* If you fire up an editor on the remote machine, there is going to be typing lag, unless your Linux machine is in your local network. You can ameliorate this with software such as Mosh, but that comes with its own disadvantages (losing scrollback buffers).
* If you edit locally but save the files to the remote system, you have to worry about getting disconnected or your machine shutting off and losing changes.
* If you edit and save locally, then transfer changes later (e.g., using Git), you run and test your code on the remote machine, and have to worry about attaching a debugger to the remote program and other fun stuff.
I guess it just depends on how big the project you're working with; but I would have a hard time working with more than, say, 10 files on a remote machine.

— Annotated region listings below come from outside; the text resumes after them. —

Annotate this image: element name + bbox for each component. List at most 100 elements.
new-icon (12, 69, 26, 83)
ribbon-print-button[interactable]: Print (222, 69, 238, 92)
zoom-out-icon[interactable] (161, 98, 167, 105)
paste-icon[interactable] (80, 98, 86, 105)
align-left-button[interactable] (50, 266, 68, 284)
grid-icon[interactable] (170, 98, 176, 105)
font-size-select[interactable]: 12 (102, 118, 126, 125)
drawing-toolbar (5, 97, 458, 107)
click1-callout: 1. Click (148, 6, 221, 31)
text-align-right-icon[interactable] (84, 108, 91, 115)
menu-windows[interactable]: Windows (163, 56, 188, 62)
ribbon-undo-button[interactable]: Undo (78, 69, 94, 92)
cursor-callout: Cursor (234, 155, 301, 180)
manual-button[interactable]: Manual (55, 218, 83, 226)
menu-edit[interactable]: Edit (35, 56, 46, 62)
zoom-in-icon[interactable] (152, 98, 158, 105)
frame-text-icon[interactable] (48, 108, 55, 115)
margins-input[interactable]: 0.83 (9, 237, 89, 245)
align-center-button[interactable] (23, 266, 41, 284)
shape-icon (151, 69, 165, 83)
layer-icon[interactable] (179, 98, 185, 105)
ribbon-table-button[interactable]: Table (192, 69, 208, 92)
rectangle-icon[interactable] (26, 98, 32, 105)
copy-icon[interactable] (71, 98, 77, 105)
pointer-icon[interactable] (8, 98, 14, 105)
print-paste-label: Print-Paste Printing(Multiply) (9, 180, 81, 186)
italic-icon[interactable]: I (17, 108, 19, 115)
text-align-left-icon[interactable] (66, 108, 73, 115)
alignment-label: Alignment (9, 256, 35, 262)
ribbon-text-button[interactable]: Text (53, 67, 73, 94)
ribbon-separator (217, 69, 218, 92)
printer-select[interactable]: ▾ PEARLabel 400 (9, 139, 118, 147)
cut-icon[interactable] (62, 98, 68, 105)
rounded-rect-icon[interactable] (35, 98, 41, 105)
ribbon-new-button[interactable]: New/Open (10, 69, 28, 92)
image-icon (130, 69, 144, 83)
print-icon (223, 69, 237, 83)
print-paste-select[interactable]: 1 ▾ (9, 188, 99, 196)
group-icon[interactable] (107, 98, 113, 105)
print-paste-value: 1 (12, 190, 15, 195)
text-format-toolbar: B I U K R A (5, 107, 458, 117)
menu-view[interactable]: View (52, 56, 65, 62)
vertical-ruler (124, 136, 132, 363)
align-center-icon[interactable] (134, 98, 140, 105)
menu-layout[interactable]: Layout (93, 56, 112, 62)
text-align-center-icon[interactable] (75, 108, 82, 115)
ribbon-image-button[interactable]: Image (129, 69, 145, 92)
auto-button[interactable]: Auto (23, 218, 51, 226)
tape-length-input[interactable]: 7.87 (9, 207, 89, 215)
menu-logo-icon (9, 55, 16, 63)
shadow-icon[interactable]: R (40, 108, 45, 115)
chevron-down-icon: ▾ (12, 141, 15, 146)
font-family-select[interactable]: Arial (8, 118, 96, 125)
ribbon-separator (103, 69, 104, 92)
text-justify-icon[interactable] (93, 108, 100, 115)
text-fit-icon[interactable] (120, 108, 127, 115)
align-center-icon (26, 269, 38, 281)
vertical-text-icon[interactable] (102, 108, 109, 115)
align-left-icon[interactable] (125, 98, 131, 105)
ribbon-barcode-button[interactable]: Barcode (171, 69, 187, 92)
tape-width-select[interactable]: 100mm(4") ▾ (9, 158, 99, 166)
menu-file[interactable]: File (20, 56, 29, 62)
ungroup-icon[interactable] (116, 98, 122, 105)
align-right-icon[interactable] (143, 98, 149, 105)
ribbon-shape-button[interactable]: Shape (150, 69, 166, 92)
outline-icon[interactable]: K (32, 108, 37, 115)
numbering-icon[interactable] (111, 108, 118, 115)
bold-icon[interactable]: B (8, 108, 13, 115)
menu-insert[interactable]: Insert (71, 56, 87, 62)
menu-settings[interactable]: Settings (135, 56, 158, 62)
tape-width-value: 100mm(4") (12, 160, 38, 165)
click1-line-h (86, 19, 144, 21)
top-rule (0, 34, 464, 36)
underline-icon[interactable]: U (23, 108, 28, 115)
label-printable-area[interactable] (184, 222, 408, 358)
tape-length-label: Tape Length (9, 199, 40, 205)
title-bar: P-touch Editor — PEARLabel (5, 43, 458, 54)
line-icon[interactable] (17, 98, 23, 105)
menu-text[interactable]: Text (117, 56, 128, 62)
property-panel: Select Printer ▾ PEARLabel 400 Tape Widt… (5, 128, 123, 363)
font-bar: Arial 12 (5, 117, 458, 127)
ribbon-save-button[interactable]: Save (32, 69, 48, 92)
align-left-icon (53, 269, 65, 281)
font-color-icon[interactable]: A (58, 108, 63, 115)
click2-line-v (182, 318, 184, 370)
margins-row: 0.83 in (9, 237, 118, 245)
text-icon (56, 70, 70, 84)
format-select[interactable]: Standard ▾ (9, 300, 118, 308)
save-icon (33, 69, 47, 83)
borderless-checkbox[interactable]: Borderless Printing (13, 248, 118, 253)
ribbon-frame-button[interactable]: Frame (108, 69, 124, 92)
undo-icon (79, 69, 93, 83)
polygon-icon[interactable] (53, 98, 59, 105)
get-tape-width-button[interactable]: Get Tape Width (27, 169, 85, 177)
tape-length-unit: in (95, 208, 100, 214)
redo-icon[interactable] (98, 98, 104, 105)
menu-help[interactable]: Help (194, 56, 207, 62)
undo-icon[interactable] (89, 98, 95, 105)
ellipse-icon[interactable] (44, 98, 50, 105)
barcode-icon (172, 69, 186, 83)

Other solutions aren't exactly optimal either. A virtual machine takes up precious RAM and it is slower than bare metal. You're not using all of your machine's resources. WSL works for most things, but fails for others (e.g., Docker, Kubernetes, I/O isn't as fast as it can be).

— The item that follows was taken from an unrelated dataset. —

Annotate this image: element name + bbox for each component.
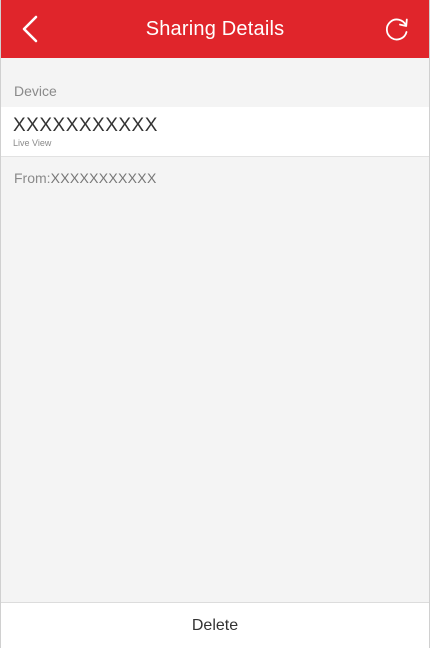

I've come to the conclusion that doing development on Linux on bare metal is the solution with the least compromises; the biggest one being the loss of access to work-related productivity apps such as MS Office, Outlook, and Adobe products.

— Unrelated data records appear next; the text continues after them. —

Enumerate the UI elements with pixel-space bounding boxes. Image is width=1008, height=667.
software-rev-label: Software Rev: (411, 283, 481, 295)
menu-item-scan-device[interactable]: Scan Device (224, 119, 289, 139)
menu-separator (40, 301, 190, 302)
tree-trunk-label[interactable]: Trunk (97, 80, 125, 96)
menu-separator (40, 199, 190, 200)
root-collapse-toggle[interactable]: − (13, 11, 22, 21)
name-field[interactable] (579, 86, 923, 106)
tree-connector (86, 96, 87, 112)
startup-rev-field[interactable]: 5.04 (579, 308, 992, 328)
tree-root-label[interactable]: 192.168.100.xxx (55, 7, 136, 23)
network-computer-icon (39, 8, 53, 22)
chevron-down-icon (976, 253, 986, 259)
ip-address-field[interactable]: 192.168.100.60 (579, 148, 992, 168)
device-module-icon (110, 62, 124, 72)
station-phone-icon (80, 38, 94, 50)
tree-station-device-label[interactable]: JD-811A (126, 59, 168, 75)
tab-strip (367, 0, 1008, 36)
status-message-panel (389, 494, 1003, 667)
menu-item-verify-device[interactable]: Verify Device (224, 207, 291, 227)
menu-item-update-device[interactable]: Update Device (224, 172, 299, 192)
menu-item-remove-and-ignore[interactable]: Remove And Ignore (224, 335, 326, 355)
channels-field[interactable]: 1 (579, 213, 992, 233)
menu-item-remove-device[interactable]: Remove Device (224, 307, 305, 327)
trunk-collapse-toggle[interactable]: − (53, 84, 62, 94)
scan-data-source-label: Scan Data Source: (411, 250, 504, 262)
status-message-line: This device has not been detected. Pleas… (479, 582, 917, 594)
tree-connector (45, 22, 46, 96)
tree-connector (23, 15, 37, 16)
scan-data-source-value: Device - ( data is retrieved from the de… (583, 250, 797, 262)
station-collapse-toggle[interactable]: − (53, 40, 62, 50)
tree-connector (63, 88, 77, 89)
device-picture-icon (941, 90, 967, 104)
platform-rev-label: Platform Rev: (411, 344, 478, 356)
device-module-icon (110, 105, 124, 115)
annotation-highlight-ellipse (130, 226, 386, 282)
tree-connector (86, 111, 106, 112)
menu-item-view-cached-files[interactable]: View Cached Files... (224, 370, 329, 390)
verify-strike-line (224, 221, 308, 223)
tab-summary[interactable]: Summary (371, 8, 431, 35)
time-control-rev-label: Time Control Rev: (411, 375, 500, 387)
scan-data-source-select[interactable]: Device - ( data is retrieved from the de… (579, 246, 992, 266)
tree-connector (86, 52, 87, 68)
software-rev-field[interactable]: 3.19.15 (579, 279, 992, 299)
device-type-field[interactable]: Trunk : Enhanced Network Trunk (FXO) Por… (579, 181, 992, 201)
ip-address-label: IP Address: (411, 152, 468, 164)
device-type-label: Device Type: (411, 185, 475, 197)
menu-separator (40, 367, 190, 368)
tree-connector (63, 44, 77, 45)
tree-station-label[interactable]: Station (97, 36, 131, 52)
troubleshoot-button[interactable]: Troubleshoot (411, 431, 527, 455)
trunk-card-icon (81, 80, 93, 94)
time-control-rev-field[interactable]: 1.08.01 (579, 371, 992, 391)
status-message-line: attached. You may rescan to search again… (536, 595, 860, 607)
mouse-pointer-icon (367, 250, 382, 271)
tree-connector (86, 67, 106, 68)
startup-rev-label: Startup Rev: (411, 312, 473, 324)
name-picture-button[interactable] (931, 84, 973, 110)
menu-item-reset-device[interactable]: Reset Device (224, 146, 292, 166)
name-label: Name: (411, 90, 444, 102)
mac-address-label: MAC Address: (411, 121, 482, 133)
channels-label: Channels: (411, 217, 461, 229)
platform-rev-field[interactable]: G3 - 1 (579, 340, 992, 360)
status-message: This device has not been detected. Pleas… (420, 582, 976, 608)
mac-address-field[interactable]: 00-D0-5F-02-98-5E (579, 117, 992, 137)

If you fire up an editor on the remote machine, there is going to be typing lag, unless your Linux machine is in your local network. You can ameliorate this with software such as Mosh, but that comes with its own disadvantages (losing scrollback buffers).
No typing lag for me on remote machines (< 70ms). I don't use mosh but the scrollback issue can be solved with tmux which is a must for remote dev.
If you edit locally but save the files to the remote system, you have to worry about getting disconnected or your machine shutting off and losing changes.
Yes, tmux can reduce the pain significantly. But what if you're using anything graphical for development? VS Code, Jetbrains IDEs? I guess you can use X forwarding. But what a pain. And if you're creating a webapp, you still want to see how it looks on a web browser.
But you make some fair points. I will try to use tmux for remote development for a few days.
Oh yes, this setup works smoothly only if you use a console editor like vim or emacs IMO, some IDEs/editors let you edit remote config files but I don't like that flow.
* And if you're creating a webapp, you still want to see how it looks on a web browser.*
You know the browser is a networked application right? just like you use your local ssh client to connect to the remote ssh server, you use your local web browser to connect to your remote web server.
Personally I just use a macbook and develop over ssh.